Jake Gyllenhaal plays obsessed social retard; yawns ensue

In the second half of my double feature at the local cinema, I took in Zodiac.  The latest film from acclaimed directory David Fincher, Zodiac is based around the investigation of the “Zodiac killer” in the 1960s-70s.  I hate to play the role of spoiler, but I need to preface this review by saying– the Zodiac killer was never actually caught.  He killed some people, copycats showed up, and then he just kinda stopped.  Not very exciting, eh?

Granted, I took this film in after the immensely entertaining Black Snake Moan, which I preceded with a few beers, and before that worked a full 8 hour day.   Perhaps it wasn’t the best time to watch a nearly 3 hour long procedural crime drama with no real payoff.  Anyways, for those not in the know, the Zodiac killer would commit murders, and then submit letters with ciphers to decode to newspapers.  That’s pretty much all we know about him.  To this day.

Although the film is really more of a character study than anything, the first half of the film, which amounts to a murder mystery, is actually pretty engaging.  That might also have something to do with the fact that Robert Downey Jr.’s character is prominently featured during this portion of the film.  He lights up the screen everytime he’s on it, portraying a cocky, self-destructive (I know, what a stretch, huh?) reporter.  Gyllenhaal also holds his own during this portion of the film, where his character is relegated to being a lovable social retard cartoonist with an unhealthy interest in the Zodiac.  He really seems to lose any charm he initially had as the film goes on and the whole story becomes fixated on his growing obsession with finding the Zodiac killer.

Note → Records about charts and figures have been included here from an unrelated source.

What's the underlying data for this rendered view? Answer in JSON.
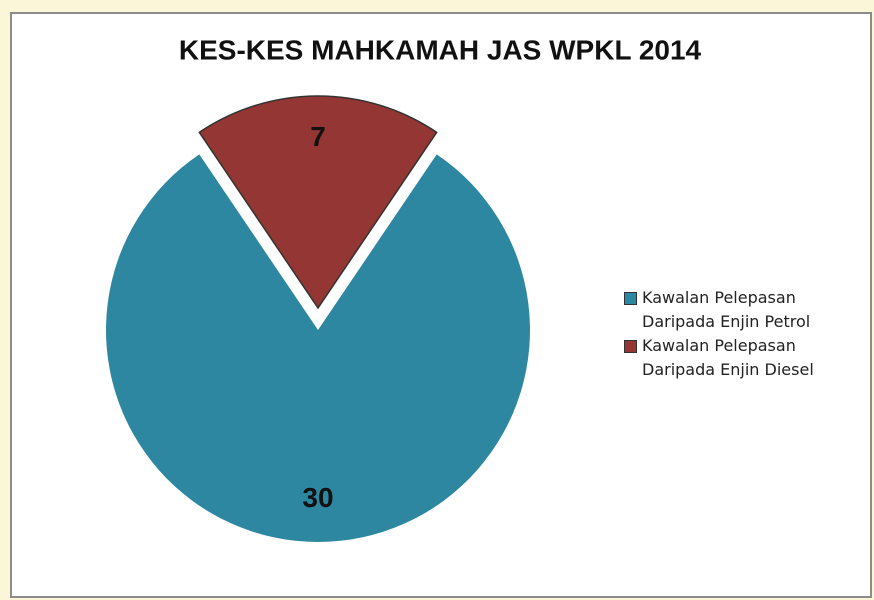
{
  "chart_data": {
    "type": "pie",
    "title": "KES-KES MAHKAMAH JAS WPKL 2014",
    "categories": [
      "Kawalan Pelepasan Daripada Enjin Petrol",
      "Kawalan Pelepasan Daripada Enjin Diesel"
    ],
    "values": [
      30,
      7
    ],
    "colors": [
      "#2e87a0",
      "#943634"
    ]
  }
}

The film does indeed feel very bloated, and I caught myself occasionally spacing out.  Once the formal investigation into the killings ends, that’s where the film seems to lose its way.  The focus on Gyllenhaal’s fixation never really grabbed me. The final third of the film is really lacking in suspense as the story dissolves into a repetitive melange of Gyllenhaal’s character acquiring names, visiting places, and then acquiring more names.  It becomes tiring when one knows that no payoff is coming. 

Despite all of its faults, it must be said that Zodiac is a very nice-looking film.  Fincher’s directing style paints the 1960s California setting witha dark and gritty look that will be instantly familiar to fans of his previous films.  Although I found the film to be overly long and rudderless in the last half, I can easily see fans of Fincher’s work and procedural crime dramas really enjoying Zodiac.  Just don’t expect a denouement in return for 2 hours and 40 minutes of your life.


~ by theoberlander on March 7, 2007.